Autofiktiv dikt av Heidi von Wright is a sort of micro-history that offers glimpses of macro-history: war, the Chernobyl disaster, the coronavirus pandemic: “I caught a snowflake on my tongue and wondered if the snow could be contagious.” It becomes a fine-tuned meditation on different topics – the passage of time, the transcendence of fact and fiction and of “this is what I know” and “this is what I imagine”, often to slightly comic effect.

One can also read the book as a subtle challenge to the sometimes one-sided navel-gazing of autofiction that favours the investigation of “family similarities”: “I see a picture of my sister and think I see myself. I hear her voice and think it’s mine. The image of me merges with the image of her. Her hair is also mine. My eyes are my brother’s. The thoughts are our own, but they’ve rattled through generation after generation.”

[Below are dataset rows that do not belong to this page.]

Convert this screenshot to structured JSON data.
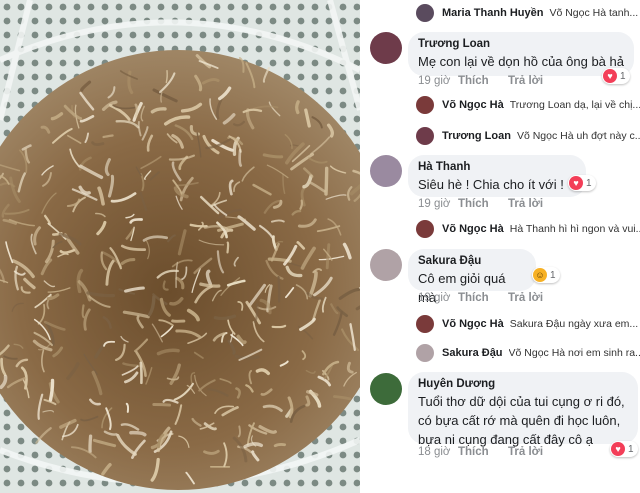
{
  "comments": [
    {
      "type": "reply",
      "name": "Maria Thanh Huyền",
      "text": "Võ Ngọc Hà  tanh..."
    },
    {
      "type": "main",
      "name": "Trương Loan",
      "text": "Mẹ con lại về dọn hồ của ông bà hả",
      "time": "19 giờ",
      "like": "Thích",
      "reply": "Trả lời",
      "reaction": "1",
      "reaction_icon": "heart-icon",
      "reaction_color": "#f33e58"
    },
    {
      "type": "reply",
      "name": "Võ Ngọc Hà",
      "text": "Trương Loan dạ, lại về chị..."
    },
    {
      "type": "reply",
      "name": "Trương Loan",
      "text": "Võ Ngọc Hà uh đợt này c..."
    },
    {
      "type": "main",
      "name": "Hà Thanh",
      "text": "Siêu hè  ! Chia cho ít với  !",
      "time": "19 giờ",
      "like": "Thích",
      "reply": "Trả lời",
      "reaction": "1",
      "reaction_icon": "heart-icon",
      "reaction_color": "#f33e58"
    },
    {
      "type": "reply",
      "name": "Võ Ngọc Hà",
      "text": "Hà Thanh hì hì ngon và vui..."
    },
    {
      "type": "main",
      "name": "Sakura Đậu",
      "text": "Cô em giỏi quá mà",
      "time": "19 giờ",
      "like": "Thích",
      "reply": "Trả lời",
      "reaction": "1",
      "reaction_icon": "haha-icon",
      "reaction_color": "#f7b125"
    },
    {
      "type": "reply",
      "name": "Võ Ngọc Hà",
      "text": "Sakura Đậu  ngày xưa em..."
    },
    {
      "type": "reply",
      "name": "Sakura Đậu",
      "text": "Võ Ngọc Hà nơi em sinh ra..."
    },
    {
      "type": "main",
      "name": "Huyên Dương",
      "text_lines": [
        "Tuổi thơ dữ dội của tui cụng ơ ri đó,",
        "có bựa cất rớ mà quên đi học luôn,",
        "bựa ni cụng đang cất đây cô ạ"
      ],
      "time": "18 giờ",
      "like": "Thích",
      "reply": "Trả lời",
      "reaction": "1",
      "reaction_icon": "heart-icon",
      "reaction_color": "#f33e58"
    }
  ],
  "colors": {
    "bubble": "#f0f2f5",
    "meta": "#8a8d91",
    "name": "#1c1e21"
  }
}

Due to its inconspicuous nature, the lyric “I” is always present in Autofiktiv dikt av Heidi von Wright through its own memories and experiences, often reflected in others, and sometimes to the extent that it all amounts to a kind of anonymity, as in one scene with naked bodies in the shower room of the swimming pool: “I’m not me. I’m someone else.” This ascent becomes a kind of liberation: “We played hide and seek. I found a good hiding place. No one found me. I prepared to sit there for the rest of my life.”

The memories in Autofiktiv dikt av Heidi von Wright have been refined over a long period of time so as to take on a well-considered artistic form, with small dissonances or gaps that form crack of a kind, exposing the gaps to ambiguity, humour, or even sadness. Through their exposure, they also invite the reader to think about their own memories. Autofiktiv dikt av Heidi von Wright is a magnificent work of art in miniature, as well as a gateway to all of Heidi von Wright’s writing.